The X99-Deluxe's BIOS is generally very close to the Z97A's we reviewed recently. This means a full-UEFI implementation that defaults on entry to an EZ Mode, which spells out all the pertinent details in an easy-to-understand manner.
Asus uses a 1,024x768 display instead of the full-HD adopted by the latest Gigabyte boards, and the resolution difference shows. That said, mouse movements are consistent and keyboard presses instant.
There's real-time feedback on CPU and motherboard temperature, voltage, memory configuration, and storage support. We like it, as it also shows how you've configured the fan-speed control - more on this in a moment - and provides a very simple means by which to overclock the system.
Pressing F7 enables the advanced mode functions to be accessed. There's an overload of available options, and to Asus' credit, moving up and down the list is smooth and very responsive - it feels like an old-school BIOS in terms of speed, which is something we cannot say about all UEFI implementations.
Asus enables any sub-option to be put into a favourites list, because most users only toggle so many functions, and this approach saves time and bother. Of particular interest to enthusiasts is the automatic setting of DDR4 XMP modules' timings, though this has a knock-on effect on the base clock and CPU strap.
We're happy to see that automatic core overclocking - Asus MultiCore Enhancement - can now be disabled and each core be set to a particular multiplier. It's worth knowing that the lowest multiplier places a limit on how high the chip can run, so inputting 32x on a 6-core limit, for example, means the speed is capped at that frequency no matter how many cores are active, even if 1- or 2-core parameters are set to 36x.
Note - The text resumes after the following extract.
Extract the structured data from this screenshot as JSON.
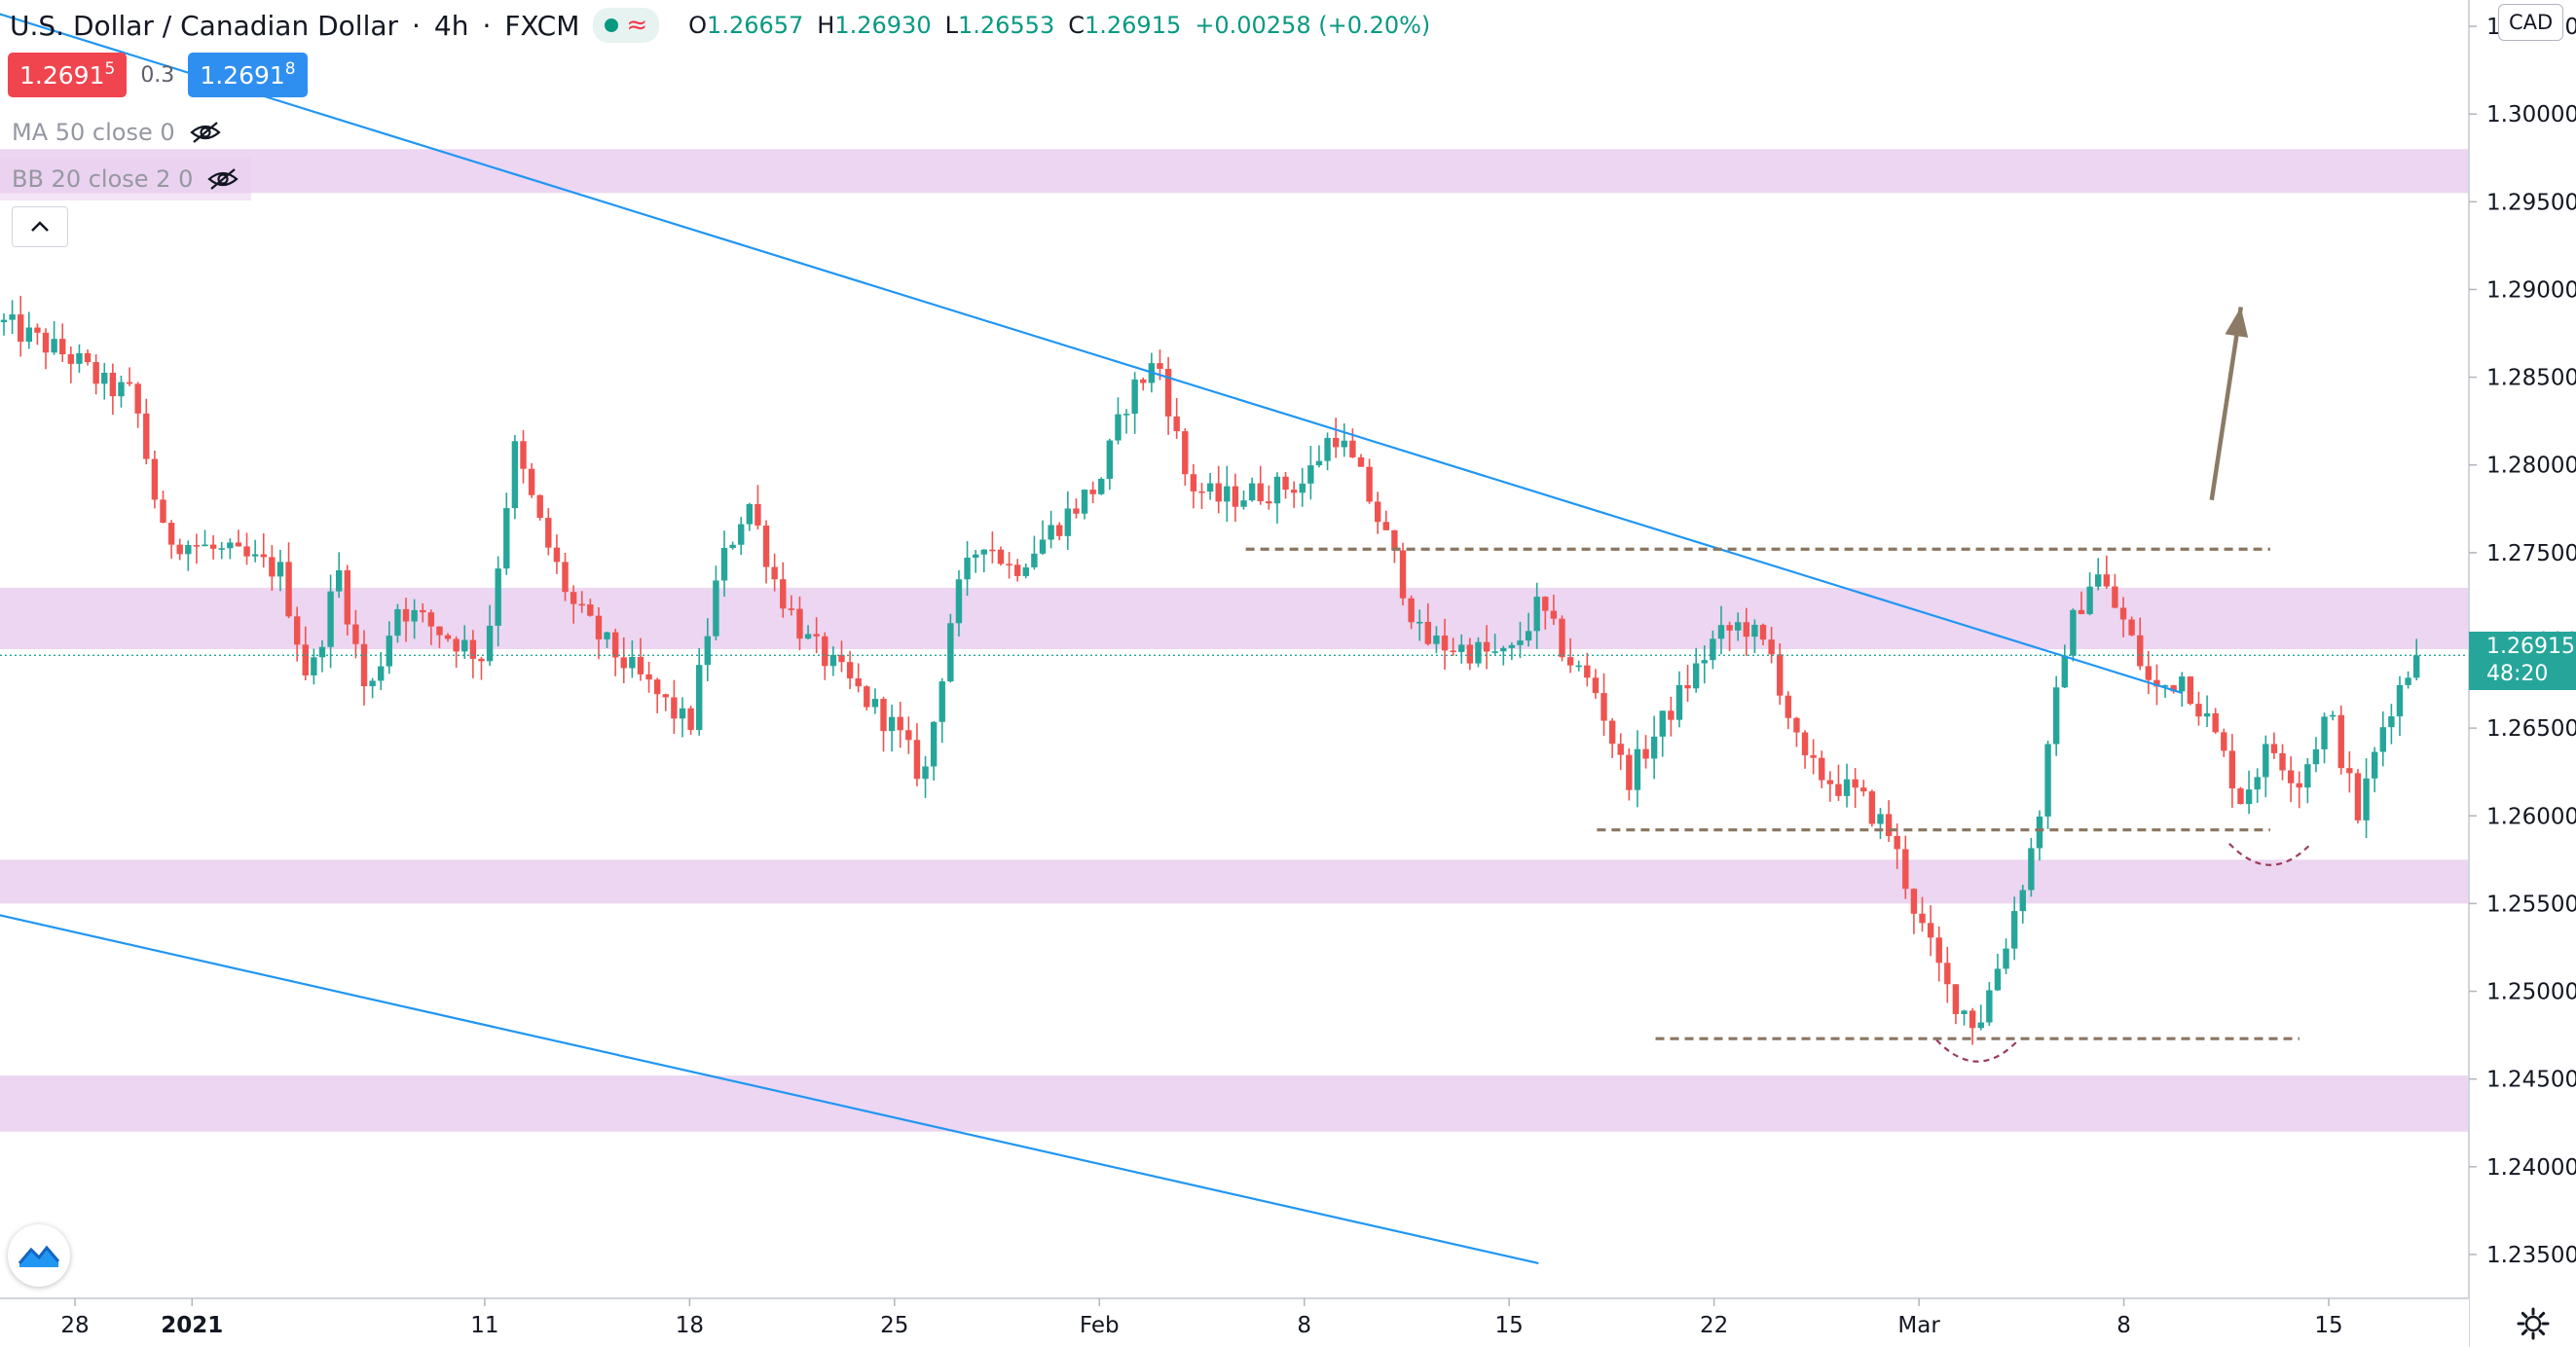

There are a further 15 or so voltage choices below the options in the top-right picture, providing enough leeway to run an undervolted, ultra-quiet PC or, conversely, enough voltage to require LN2-type cooling.
Good BIOSes have good fan control. Asus carries over the solid work from Z97 by having all connected fans' speed modulated by either PWM or DC, so both 3- and 4-pin fans are covered. You can drag the slider and control the fan speed with above-average granularity.
Those wanting an ultra-quiet system would do well to go into the Qfan Tuning tab. Here, the BIOS calculates the slowest speed that each fan can run, and, after a few minutes, shows the results in the fuller fan-control section. Once done and saved to the BIOS, our X99 system, housed in a Corsair Graphite 600T, becomes eerily (and surprisingly) quiet under load.
If you excuse the pun, we're fans of how Asus controls, well, the fans on the board.
Finishing it off, folks who don't want to be mired in BIOS minutiae can opt for the EZ Tuning Wizard. Asking basic questions such as the kind of PC you're using - home, office, etc. - and what type of cooling you have in place, the board automatically overclocks the system to within 10 per cent of what we managed when done manually.
Building on the good of the Z97 BIOSes, the X99 version is leagues better than that found on the previous premier chipset, X79.